Mechanosensing and mechanotransduction are the function of transmembrane receptors linked to intracellular effector systems typically organized on cytoskeletal scaffolds. The most common in animal cells are 2-chain integrin complexes, which signal bidirectionally on chemical as well as physical cues. Platelets possess integrins with diverse ligand specificities, including αIIβ3 essential for hemostasis. In addition, platelets are endowed with a specialized receptor, the GPIb-IX-V complex, which resists extreme shear stress when coupled to the polymeric ligand von Willebrand factor (VWF). Binding of the VWF A1 domain (VWF-A1) to the GPIbα amino-terminal domain in GPIb-IX-V provides the pathway for platelet adhesion and aggregation at shear rate and stress levels encountered in normal arterioles and pathological arterial flow.
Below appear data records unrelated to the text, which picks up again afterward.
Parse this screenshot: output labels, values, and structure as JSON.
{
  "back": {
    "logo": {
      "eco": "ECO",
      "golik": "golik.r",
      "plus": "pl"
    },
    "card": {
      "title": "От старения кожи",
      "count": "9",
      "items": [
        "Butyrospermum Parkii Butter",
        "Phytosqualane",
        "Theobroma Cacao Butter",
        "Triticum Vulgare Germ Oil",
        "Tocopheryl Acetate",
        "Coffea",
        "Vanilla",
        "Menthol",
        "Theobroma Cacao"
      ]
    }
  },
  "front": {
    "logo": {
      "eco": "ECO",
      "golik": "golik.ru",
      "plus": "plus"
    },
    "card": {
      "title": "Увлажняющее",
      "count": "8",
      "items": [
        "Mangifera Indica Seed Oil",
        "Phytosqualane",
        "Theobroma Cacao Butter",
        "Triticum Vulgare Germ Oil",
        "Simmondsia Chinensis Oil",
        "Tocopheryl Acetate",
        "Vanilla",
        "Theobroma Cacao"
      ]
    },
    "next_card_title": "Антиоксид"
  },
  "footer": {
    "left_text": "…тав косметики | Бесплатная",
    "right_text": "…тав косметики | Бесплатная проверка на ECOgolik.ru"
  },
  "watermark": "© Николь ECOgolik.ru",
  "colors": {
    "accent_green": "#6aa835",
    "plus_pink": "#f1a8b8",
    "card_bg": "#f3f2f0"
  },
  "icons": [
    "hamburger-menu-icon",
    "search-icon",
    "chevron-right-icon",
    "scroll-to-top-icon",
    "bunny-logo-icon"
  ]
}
The VWF-GPIb interaction is independent of platelet activation. Rather, VWF senses mechanical force responding with elongation of multimers that expose A1 domain interaction sites initiating adhesion. Once formed, the VWF-GPIb bond is mechanically stabilized; the association of a rapid rate of bond formation with resistance to tensile stress supports the initial capturing of platelets that transition from rapid flow to low-velocity translocation on reactive surfaces.4 During this stop/go motion, GPIb-IX-V transduces tensile stress on the VWF bond into intracellular signals5 linked to platelet activation.6 Platelet adhesion at sites of vascular injury typically involves VWF immobilized onto adhesive substrates, such as collagen, which are capable of activating platelets on their own. Thus, discerning how signals induced by VWF-A1–GPIb binding contribute to thrombogenesis requires separating adhesion from transduction effects, which has not been possible to date.
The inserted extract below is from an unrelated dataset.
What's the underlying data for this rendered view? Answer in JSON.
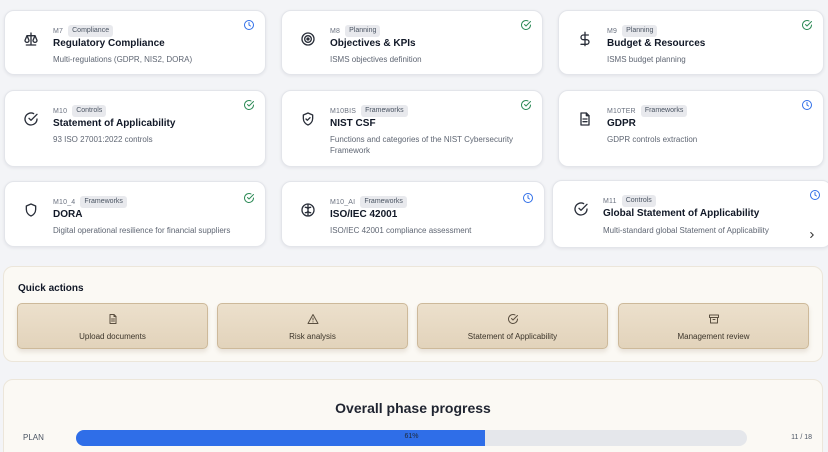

On this background, the article by Zhang and colleagues is a decisive step toward understanding how GPIbα senses force.1 Noting that the mucin-like macroglycopeptide interposed between the ligand-binding and juxtamembrane regions of GPIbα argued against long-distance allosteric effects following VWF ligation, they devised an approach to document force-induced structural changes at the single-molecule level. Thus, they identified a mechanosensitive domain (MSD) that is structured but unstable and unfolds by pulling on VWF-A1 bound at the opposite end of the GPIbα extracytoplasmic portion (glycocalicin). They also documented that altering the MSD in GPIbα mutants abolished force-induced unfolding of the protein, indicating that no other region of the molecule can serve as an alternative mechanotransducer.
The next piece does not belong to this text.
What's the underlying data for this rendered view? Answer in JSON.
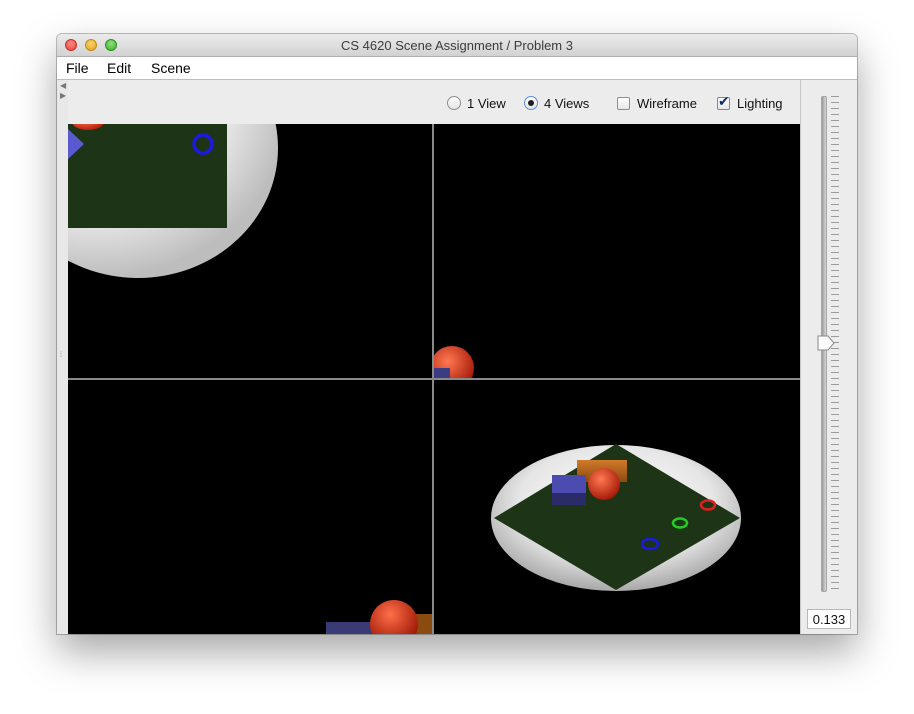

With the findings presented in this issue,1 new directions emerge for future studies. Developing models that can differentiate between GPIbα-mediated adhesive and signaling functions will illustrate how stimulation by force transmitted through the WFA1 bond is integrated with signals from other platelet receptors to promote thrombus growth and stability. This may lead to identifying new targets for antithrombotic intervention. Of note, the GPIbα cytoplasmic domain is linked to filamin-A,7 contributing to membrane stability. In a mouse model, mutated GPIbα with normal VWF binding (but lacking anchorage to filamin-A) causes membrane disruption when platelets translocate on VWF,8 signifying that force is transmitted to the cytoskeleton through the VWF bond under normal conditions. This could be one reason for the hitherto unexplained influence that gain-of-function type 2B VWF mutants with enhanced GPIbα binding have on thrombocytopoiesis, causing increased platelet size and altered structure as seen when GPIb-IX expression is defective.9 Therefore, lack of GPIbα produces effects on thrombocytopoiesis similar to its enhanced stimulation. This is apparently paradoxical, but it may indicate, in agreement with the proven role of shear stress in megakaryocyte biology,10 that fine-tuning of the response to mechanical stimuli is key for normal platelet production. Determining the possible role of GPIbα-mediated mechanotransduction in thrombocytopoiesis will be facilitated by the identification of the MSD in this receptor.
Conflict-of-interest disclosure: The author declares no competing financial interests.